Creating a Child Machine: Reflections on Turing’s Proposal

Raj Reddy

ACM Turing Centenary Celebration Talk - June 15, 2012

In his paper on “Computing Machinery and Intelligence”, Alan Turing raised two interesting research challenges. The first one, “The Imitation Game” commonly called “The Turing Test” has received substantial notoriety but has not been subjected to careful research experimentation. The second problem, that of creating a Child Machine and educating it, has been largely ignored, possibly because it got overshadowed by the hoopla surrounding the Turing Test. I believe both these topics continue to be worthy of research attention. This talk attempts to broaden Turing’s proposals from a perspective of half a century of advances in AI, CS and Brain Science.

Turing Test Revisited

The original imitation game proposed by Turing attempts to resolve the question of whether a human or a machine is at the other end of the Teletype cable. While this provides for an ingenious validation, it is too narrow a view to truly reflect the full complexity of the nature of human intelligence. We now know that intelligence is more than answering questions. It is difficult to say that people in a society of 5000 years ago that invented tools and writing are any less intelligent just because they could not read and write or answer typed questions. A modern version of Turing’s intent is provided by Jim Gray in his Turing Award Talk. He proposes several attributes for human level intelligence such as see, hear and speak as well as a native speaker.

Note that even an illiterate person in Kalahari Desert can perform these tasks. In spite of 50 years of research, getting a computer to see, hear and speak has proved to be difficult. However there are glimmers of hope from advances of the last decade on problems previously thought to be decades away from solution. These include Google’s language translation systems, Apple’s Siri speech understanding system providing answers to spoken questions, and IBM’s Watson answering questions on Jeopardy. All these advances seem to point to brute-force approach to Intelligence rather than some concise and elegant paradigm.

Designing and Educating a Child Machine

Surprisingly, there has been little progress in pursuing the research implied by Turing’s second suggestion of realizing AI by creating a Child Machine and educating it.

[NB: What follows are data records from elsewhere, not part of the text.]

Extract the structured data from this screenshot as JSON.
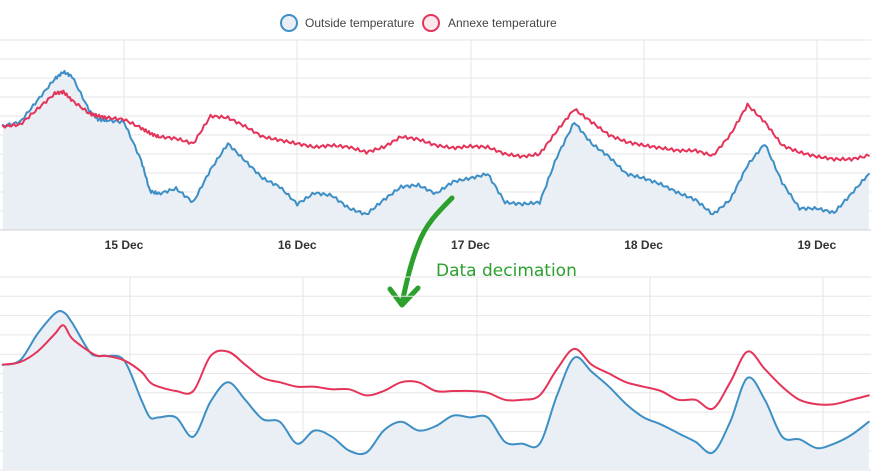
{
  "colors": {
    "outside": "#3d8fc6",
    "annexe": "#e5345a",
    "fill": "#e9eff4",
    "grid": "#e6e6e6",
    "annotation": "#2ca02c"
  },
  "annotation": {
    "text": "Data decimation",
    "arrow": "down-arrow-icon"
  },
  "chart_data": [
    {
      "type": "line",
      "title": "",
      "legend": {
        "placement": "top-center",
        "items": [
          "Outside temperature",
          "Annexe temperature"
        ]
      },
      "x": [
        14.3,
        14.4,
        14.5,
        14.6,
        14.65,
        14.7,
        14.8,
        14.85,
        14.9,
        15.0,
        15.1,
        15.15,
        15.2,
        15.3,
        15.4,
        15.5,
        15.6,
        15.7,
        15.8,
        15.9,
        16.0,
        16.1,
        16.2,
        16.3,
        16.4,
        16.5,
        16.6,
        16.7,
        16.8,
        16.9,
        17.0,
        17.1,
        17.2,
        17.3,
        17.4,
        17.5,
        17.6,
        17.7,
        17.8,
        17.9,
        18.0,
        18.1,
        18.2,
        18.3,
        18.4,
        18.5,
        18.6,
        18.7,
        18.8,
        18.9,
        19.0,
        19.1,
        19.2,
        19.3
      ],
      "xticks": [
        "15 Dec",
        "16 Dec",
        "17 Dec",
        "18 Dec",
        "19 Dec"
      ],
      "xtick_values": [
        15,
        16,
        17,
        18,
        19
      ],
      "ylim": [
        0,
        22
      ],
      "grid": true,
      "series": [
        {
          "name": "Outside temperature",
          "values": [
            12.0,
            12.5,
            15.0,
            17.5,
            18.3,
            17.8,
            13.8,
            12.8,
            12.7,
            12.5,
            8.0,
            4.5,
            4.2,
            4.8,
            3.2,
            7.0,
            10.0,
            8.0,
            6.0,
            5.0,
            3.0,
            4.3,
            4.0,
            2.5,
            1.8,
            3.5,
            5.0,
            5.2,
            4.2,
            5.6,
            6.0,
            6.5,
            3.2,
            3.0,
            3.2,
            8.5,
            12.5,
            10.0,
            8.5,
            6.5,
            6.0,
            5.3,
            4.3,
            3.5,
            1.8,
            3.5,
            7.5,
            10.0,
            5.5,
            2.5,
            2.5,
            2.0,
            4.2,
            6.5
          ]
        },
        {
          "name": "Annexe temperature",
          "values": [
            12.0,
            12.2,
            14.0,
            15.8,
            16.0,
            15.0,
            13.5,
            13.2,
            13.0,
            12.8,
            11.8,
            11.2,
            10.8,
            10.6,
            10.0,
            13.2,
            13.0,
            12.0,
            10.8,
            10.4,
            10.0,
            9.6,
            9.8,
            9.6,
            9.0,
            9.6,
            10.8,
            10.5,
            9.8,
            9.5,
            9.7,
            9.6,
            8.8,
            8.5,
            8.8,
            11.5,
            14.0,
            12.5,
            11.0,
            10.2,
            9.8,
            9.5,
            9.2,
            9.2,
            8.6,
            11.0,
            14.5,
            12.5,
            9.8,
            9.0,
            8.5,
            8.2,
            8.2,
            8.6
          ]
        }
      ]
    },
    {
      "type": "line",
      "title": "",
      "x": [
        14.3,
        14.4,
        14.5,
        14.6,
        14.65,
        14.7,
        14.8,
        14.85,
        14.9,
        15.0,
        15.1,
        15.15,
        15.2,
        15.3,
        15.4,
        15.5,
        15.6,
        15.7,
        15.8,
        15.9,
        16.0,
        16.1,
        16.2,
        16.3,
        16.4,
        16.5,
        16.6,
        16.7,
        16.8,
        16.9,
        17.0,
        17.1,
        17.2,
        17.3,
        17.4,
        17.5,
        17.6,
        17.7,
        17.8,
        17.9,
        18.0,
        18.1,
        18.2,
        18.3,
        18.4,
        18.5,
        18.6,
        18.7,
        18.8,
        18.9,
        19.0,
        19.1,
        19.2,
        19.3
      ],
      "xticks": [],
      "xtick_values": [
        15,
        16,
        17,
        18,
        19
      ],
      "ylim": [
        0,
        22
      ],
      "grid": true,
      "series": [
        {
          "name": "Outside temperature",
          "values": [
            12.0,
            12.5,
            15.5,
            17.8,
            18.0,
            16.8,
            13.5,
            13.0,
            13.0,
            12.5,
            8.0,
            6.0,
            6.0,
            6.0,
            3.8,
            7.8,
            10.0,
            8.0,
            5.8,
            5.5,
            3.0,
            4.5,
            3.8,
            2.2,
            2.0,
            4.5,
            5.5,
            4.5,
            5.0,
            6.2,
            6.0,
            6.0,
            3.2,
            3.0,
            3.0,
            8.5,
            12.8,
            11.2,
            9.5,
            7.5,
            6.0,
            5.2,
            4.2,
            3.2,
            2.0,
            5.5,
            10.5,
            8.0,
            3.8,
            3.5,
            2.5,
            3.0,
            4.0,
            5.5
          ]
        },
        {
          "name": "Annexe temperature",
          "values": [
            12.0,
            12.3,
            13.5,
            15.5,
            16.5,
            15.0,
            13.5,
            13.0,
            13.0,
            12.5,
            11.2,
            10.0,
            9.5,
            9.0,
            9.0,
            13.0,
            13.5,
            12.0,
            10.5,
            10.0,
            9.5,
            9.5,
            9.2,
            9.2,
            8.5,
            9.0,
            10.0,
            10.0,
            9.0,
            9.0,
            9.0,
            8.8,
            8.0,
            8.0,
            8.5,
            11.5,
            13.8,
            12.0,
            11.0,
            10.0,
            9.5,
            9.0,
            8.0,
            8.0,
            7.0,
            10.0,
            13.5,
            11.5,
            9.5,
            8.0,
            7.5,
            7.5,
            8.0,
            8.5
          ]
        }
      ]
    }
  ]
}
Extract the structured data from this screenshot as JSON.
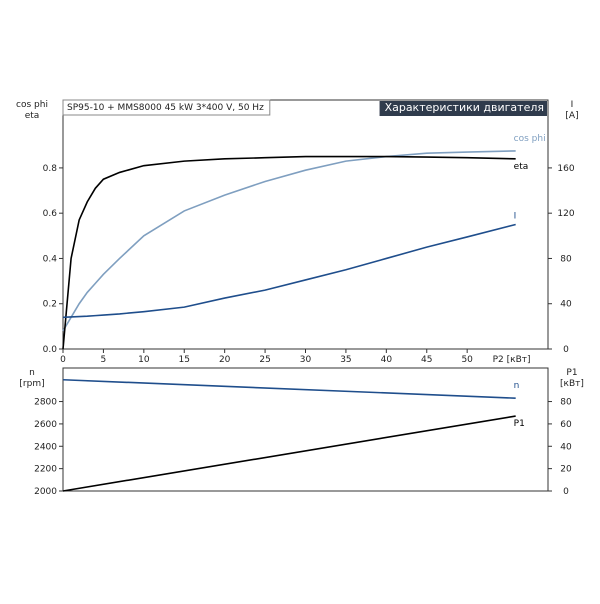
{
  "chart_data": [
    {
      "type": "line",
      "title": "SP95-10 + MMS8000  45 kW  3*400 V, 50 Hz",
      "subtitle": "Характеристики двигателя",
      "ylabel": [
        "cos phi",
        "eta"
      ],
      "y2label": [
        "I",
        "[A]"
      ],
      "xlabel": "P2 [кВт]",
      "x": [
        0,
        1,
        2,
        3,
        4,
        5,
        7,
        10,
        15,
        20,
        25,
        30,
        35,
        40,
        45,
        50,
        56
      ],
      "series": [
        {
          "name": "cos phi",
          "color": "#7f9fc0",
          "values": [
            0.08,
            0.14,
            0.2,
            0.25,
            0.29,
            0.33,
            0.4,
            0.5,
            0.61,
            0.68,
            0.74,
            0.79,
            0.83,
            0.85,
            0.865,
            0.87,
            0.875
          ]
        },
        {
          "name": "eta",
          "color": "#000000",
          "values": [
            0,
            0.4,
            0.57,
            0.65,
            0.71,
            0.75,
            0.78,
            0.81,
            0.83,
            0.84,
            0.845,
            0.85,
            0.85,
            0.85,
            0.848,
            0.845,
            0.84
          ]
        },
        {
          "name": "I",
          "color": "#1f4e8c",
          "axis": "y2",
          "values": [
            28,
            28.3,
            28.7,
            29,
            29.5,
            30,
            31,
            33,
            37,
            45,
            52,
            61,
            70,
            80,
            90,
            99,
            110
          ]
        }
      ],
      "xlim": [
        0,
        60
      ],
      "xticks": [
        0,
        5,
        10,
        15,
        20,
        25,
        30,
        35,
        40,
        45,
        50
      ],
      "ylim": [
        0,
        1.1
      ],
      "yticks": [
        {
          "value": 0,
          "label": "0.0"
        },
        0.2,
        0.4,
        0.6,
        0.8
      ],
      "y2lim": [
        0,
        220
      ],
      "y2ticks": [
        0,
        40,
        80,
        120,
        160
      ]
    },
    {
      "type": "line",
      "ylabel": [
        "n",
        "[rpm]"
      ],
      "y2label": [
        "P1",
        "[кВт]"
      ],
      "x": [
        0,
        56
      ],
      "series": [
        {
          "name": "n",
          "color": "#1f4e8c",
          "values": [
            2995,
            2830
          ]
        },
        {
          "name": "P1",
          "color": "#000000",
          "axis": "y2",
          "values": [
            0,
            67
          ]
        }
      ],
      "xlim": [
        0,
        60
      ],
      "ylim": [
        2000,
        3100
      ],
      "yticks": [
        2000,
        2200,
        2400,
        2600,
        2800
      ],
      "y2lim": [
        0,
        110
      ],
      "y2ticks": [
        0,
        20,
        40,
        60,
        80
      ]
    }
  ]
}
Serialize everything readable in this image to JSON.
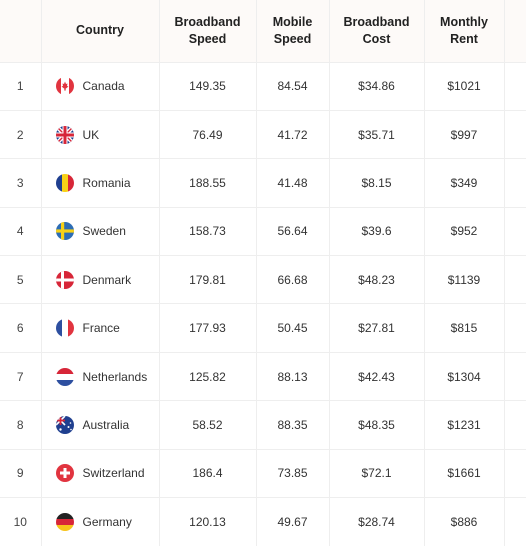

McCarthy in his paper “The Well Designed Child” and Minsky in his books “The Society of Mind” and “The Emotion Machine” make several important suggestions on the attributes and properties of such a machine, but not at the level of what a computer architect might do.

Given 100 million computational elements and 100 million wires to connect them, what would a Processor-Memory-Switch architecture diagram look like? How would such a system self-adopt and self-program itself to recognize and react to various sensory inputs? How would it accept and respond to an external teacher, and dynamically modify its memory structures? Turing provides possible approaches to these problems given the technologies of 1950s. In the ensuing 50 years, no one seems to have considered Turing’s proposals as serious, Ray Kurzweil notwithstanding.

The task of deciding on the architecture of a Child Machine, which is able to learn from sensory motor experiences and self-organize and evolve into adult intelligence, is daunting. Some necessary conditions are:

Recent advances in Brain Science yield many insights into the innate architecture of a baby brain at birth.

Educating a Child Machine

Educating a Child Machine presumes that it has built-in mechanisms for learning architecture. It should enable indexing and organizing sensory-motor data continuously so as to store, match, recognize, retrieve, and change internal memory structures dynamically based on the signals. We begin with the following assumptions

Once educatable, the Child Machine would be exposed to several thousand hours of raw speech and language data including clarification and correction by a teacher. The primary objective is to endow a Child Machine with speech and language understanding and spoken language output of a 2 to 4 year old child, recognizing and generating full sentences with a vocabulary of around 1,000 words and phrases. Usually, most proposals do not consider survival and emotion to be part of Intelligence at birth, but should be included because goal directed emotional behavior such as joy, grief, fear, envy, greed, anger, and instinct for survival may be essential part of being intelligent.

For now we can assume that we are not constrained by biological constraints in choosing the hardware for Child Machine; it can be assumed we have unlimited memory, computation and bandwidth. If Newell and Simon were around here today they might wish to the hardware for Child Machine. To them it was equally important to use the design and education of a Child Machine, as an Information Processing Model of a Human Child and to create a Constructive Cognitive Theory of how the Human Brain works. For both of them, AI WAS “theoretical psychology”. To each his own. My point is, instead of trying to “produce a programme to simulate the adult mind” with intellectual capabilities of PhDs, we should embrace Turing’s suggestion of first try to create a Child Machine that has the abilities of every man, woman and child on the planet, literate or not. If we can create a Child Machine which can see, hear and speak as well as a 4 year old by educating it, we can probably educate it to learn everything else too! We can only see a short distance ahead, but we can see plenty there that needs to be done. Thank you.